Un test da passeggero: come si sente la guida?
Per testare il sistema Quin, abbiamo scelto un punto di vista insolito: non al manubrio, ma dietro. Ho indossato l’X-904 UC equipaggiato con Quin Pod e ho lasciato che a guidare fosse mio fratello, motociclista esperto. Lui professa di essere un perfetto “Chauffeur”, ma sarà davvero così? La tecnologia ha dato il suo verdetto, dopo un percorso misto tra strade extraurbane e tratti più trafficati — lo scenario in cui la qualità della guida si sente di più, letteralmente, sulla pelle di chi sta dietro.

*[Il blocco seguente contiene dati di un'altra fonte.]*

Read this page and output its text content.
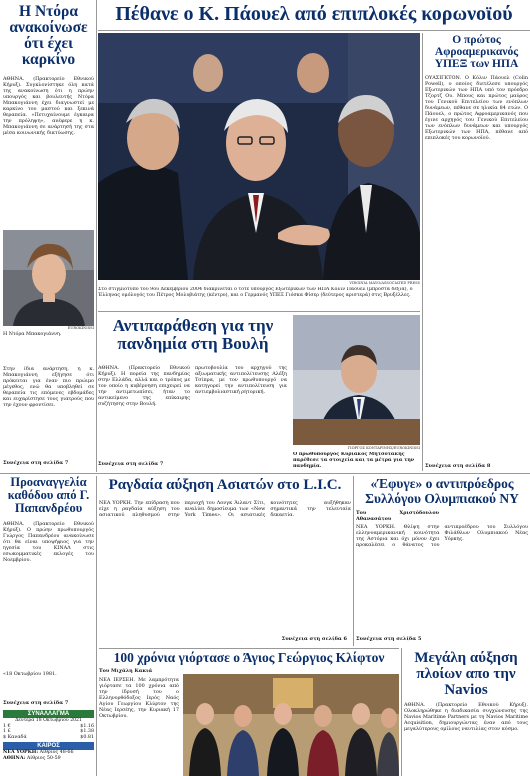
Η Ντόρα ανακοίνωσε ότι έχει καρκίνο
ΑΘΗΝΑ. (Πρακτορείο Εθνικού Κήρυξ). Συγκλονίστηκε όλη κατά της ανακοίνωση ότι η πρώην υπουργός και βουλευτής Ντόρα Μπακογιάννη έχει διαγνωστεί με καρκίνο του μαστού και ξεκινά θεραπεία. «Πετυχαίνουμε έγκαιρα την πρόληψη», ανέφερε η κ. Μπακογιάννη σε ανάρτησή της στα μέσα κοινωνικής δικτύωσης.
EUROKINISSI
Η Ντόρα Μπακογιάννη.
Στην ίδια ανάρτηση, η κ. Μπακογιάννη εξήγησε ότι πρόκειται για έναν πιο πρώιμο μέγεθος, ενώ θα υποβληθεί σε θεραπεία τις επόμενες εβδομάδες και ευχαρίστησε τους γιατρούς που την έχουν φροντίσει.
Συνέχεια στη σελίδα 7
Πέθανε ο Κ. Πάουελ από επιπλοκές κορωνοϊού
VIRGINIA MAYO/ASSOCIATED PRESS
Στο στιγμιότυπο του 9ου Δεκεμβρίου 2004 διακρίνεται ο τότε υπουργός Εξωτερικών των ΗΠΑ Κόλιν Πάουελ (μπροστά δεξιά), ο Έλληνας ομόλογός του Πέτρος Μολυβιάτης (κέντρο), και ο Γερμανός ΥΠΕΞ Γιόσκα Φίσερ (δεύτερος αριστερά) στις Βρυξέλλες.
Ο πρώτος Αφροαμερικανός ΥΠΕΞ των ΗΠΑ
ΟΥΑΣΙΓΚΤΟΝ. Ο Κόλιν Πάουελ (Colin Powell), ο οποίος διετέλεσε υπουργός Εξωτερικών των ΗΠΑ υπό τον πρόεδρο Τζορτζ Ου. Μπους και πρώτος μαύρος του Γενικού Επιτελείου των ενόπλων δυνάμεων, πέθανε σε ηλικία 84 ετών. Ο Πάουελ, ο πρώτος Αφροαμερικανός που έγινε αρχηγός του Γενικού Επιτελείου των ενόπλων δυνάμεων και υπουργός Εξωτερικών των ΗΠΑ, πέθανε από επιπλοκές του κορωνοϊού.
Συνέχεια στη σελίδα 8
Αντιπαράθεση για την πανδημία στη Βουλή
ΑΘΗΝΑ. (Πρακτορείο Εθνικού Κήρυξ). Η πορεία της πανδημίας στην Ελλάδα, αλλά και ο τρόπος με τον οποίο η κυβέρνηση επιχειρεί να την αντιμετωπίσει, ήταν το αντικείμενο της επίκαιρης συζήτησης στην Βουλή.
πρωτοβουλία του αρχηγού της αξιωματικής αντιπολίτευσης Αλέξη Τσίπρα, με τον πρωθυπουργό να κατηγορεί την αντιπολίτευση για αντιεμβολιαστική ρητορική.
Συνέχεια στη σελίδα 7
ΓΙΩΡΓΟΣ ΚΟΝΤΑΡΙΝΗΣ/EUROKINISSI
Ο πρωθυπουργός Κυριάκος Μητσοτάκης παρέθεσε τα στοιχεία και τα μέτρα για την πανδημία.
Προαναγγελία καθόδου από Γ. Παπανδρέου
ΑΘΗΝΑ. (Πρακτορείο Εθνικού Κήρυξ). Ο πρώην πρωθυπουργός Γιώργος Παπανδρέου ανακοίνωσε ότι θα είναι υποψήφιος για την ηγεσία του ΚΙΝΑΛ στις εσωκομματικές εκλογές του Νοεμβρίου.
«18 Οκτωβρίου 1981.
Συνέχεια στη σελίδα 7
ΣΥΝΑΛΛΑΓΜΑ
Δευτέρα 18 Οκτωβρίου 2021
1 €	$1.16
1 £	$1.38
$ Καναδά	$0.81
ΚΑΙΡΟΣ
ΝΕΑ ΥΟΡΚΗ: Αίθριος 48-66
ΑΘΗΝΑ: Αίθριος 50-59
Ραγδαία αύξηση Ασιατών στο L.I.C.
ΝΕΑ ΥΟΡΚΗ. Την επίδραση που είχε η ραγδαία αύξηση του ασιατικού πληθυσμού στην περιοχή του Λονγκ Άιλαντ Σίτι, αναλύει δημοσίευμα των «New York Times». Οι ασιατικές κοινότητες αυξήθηκαν σημαντικά την τελευταία δεκαετία.
Συνέχεια στη σελίδα 6
«Έφυγε» ο αντιπρόεδρος Συλλόγου Ολυμπιακού ΝΥ
Του Χριστόδουλου Αθανασάτου
ΝΕΑ ΥΟΡΚΗ. Θλίψη στην ελληνοαμερικανική κοινότητα της Αστόρια και όχι μόνον έχει προκαλέσει ο θάνατος του αντιπροέδρου του Συλλόγου Φιλάθλων Ολυμπιακού Νέας Υόρκης.
Συνέχεια στη σελίδα 5
100 χρόνια γιόρτασε ο Άγιος Γεώργιος Κλίφτον
Του Μιχάλη Κακιά
ΝΕΑ ΙΕΡΣΕΗ. Με λαμπρότητα γιόρτασε τα 100 χρόνια από την ίδρυσή του ο Ελληνορθόδοξος Ιερός Ναός Αγίου Γεωργίου Κλίφτον της Νέας Ιερσέης, την Κυριακή 17 Οκτωβρίου.
Μεγάλη αύξηση πλοίων απο την Navios
ΑΘΗΝΑ. (Πρακτορείο Εθνικού Κήρυξ). Ολοκληρώθηκε η διαδικασία συγχώνευσης της Navios Maritime Partners με τη Navios Maritime Acquisition, δημιουργώντας έναν από τους μεγαλύτερους ομίλους ναυτιλίας στον κόσμο.
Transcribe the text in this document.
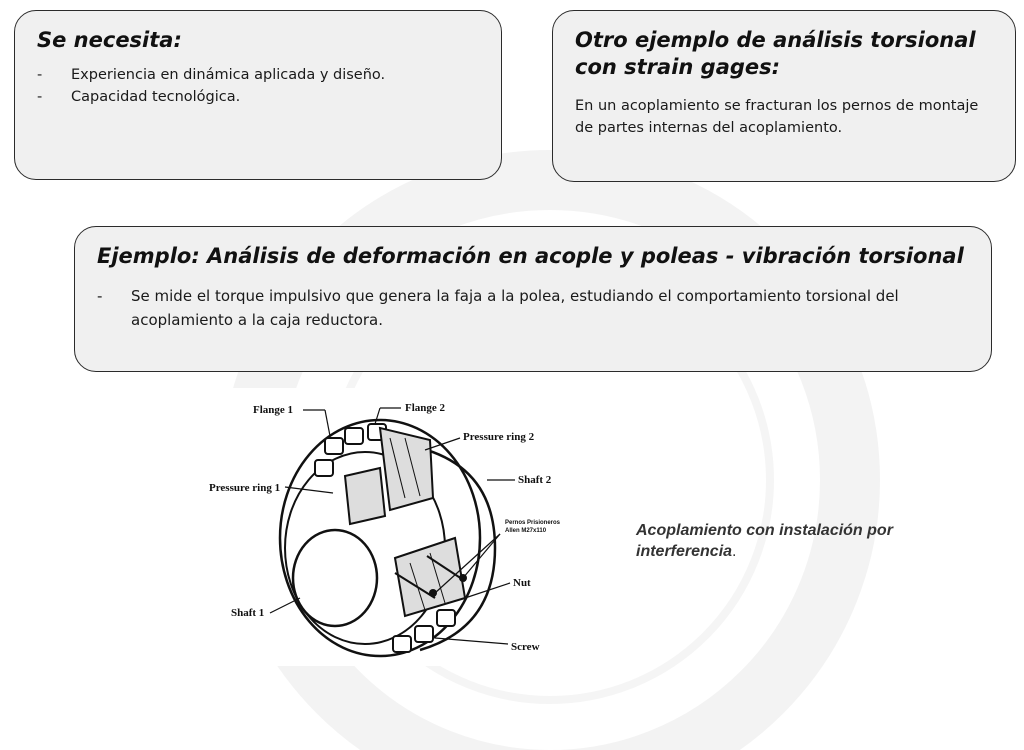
Se necesita:
- Experiencia en dinámica aplicada y diseño.
- Capacidad tecnológica.
Otro ejemplo de análisis torsional
con strain gages:

En un acoplamiento se fracturan los pernos de montaje de partes internas del acoplamiento.

Ejemplo: Análisis de deformación en acople y poleas - vibración torsional
- Se mide el torque impulsivo que genera la faja a la polea, estudiando el comportamiento torsional del acoplamiento a la caja reductora.
Flange 1	Flange 2
Pressure ring 2
Shaft 2
Pressure ring 1
Pernos Prisioneros
Allen M27x110
Nut
Shaft 1
Screw
Acoplamiento con instalación por interferencia.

Il Quin Pod ha registrato in continuo la velocità istantanea, media e massima, accelerazioni e decelerazioni, con intensità e frequenza, oltre a eventuali eventi anomali riconducibili a manovre brusche o impreviste. Il punto di vista del passeggero ha rivelato come le frenate e le accelerazioni brusche fanno diminuire il Q-Score, un punteggio che valuta la qualità della guida. Il Q-Score ottimale sarebbe di 75, lui ha ottenuto 30 punti in meno.
Il sistema Quin ha registrato solo 3 accelerazioni brusche da parte di mio fratello, che si è rivelato dolce sui freni non allertando i sensori nemmeno una volta. Il debrief: cosa dicono i dati a fine giro. Al termine del percorso, l’app Quin apre la scheda della singola uscita con il Q-Score del giro in evidenza, insieme a distanza, orario di partenza e arrivo, tempo totale e tempo effettivo di movimento. Con il piano gratuito ci si ferma qui, più un grafico di elevazione e un invito ad aggiornare il piano; per vedere davvero come si è guidato serve Quin Plus, che sblocca i grafici dettagliati di velocità, accelerazione ed elevazione lungo tutto il percorso.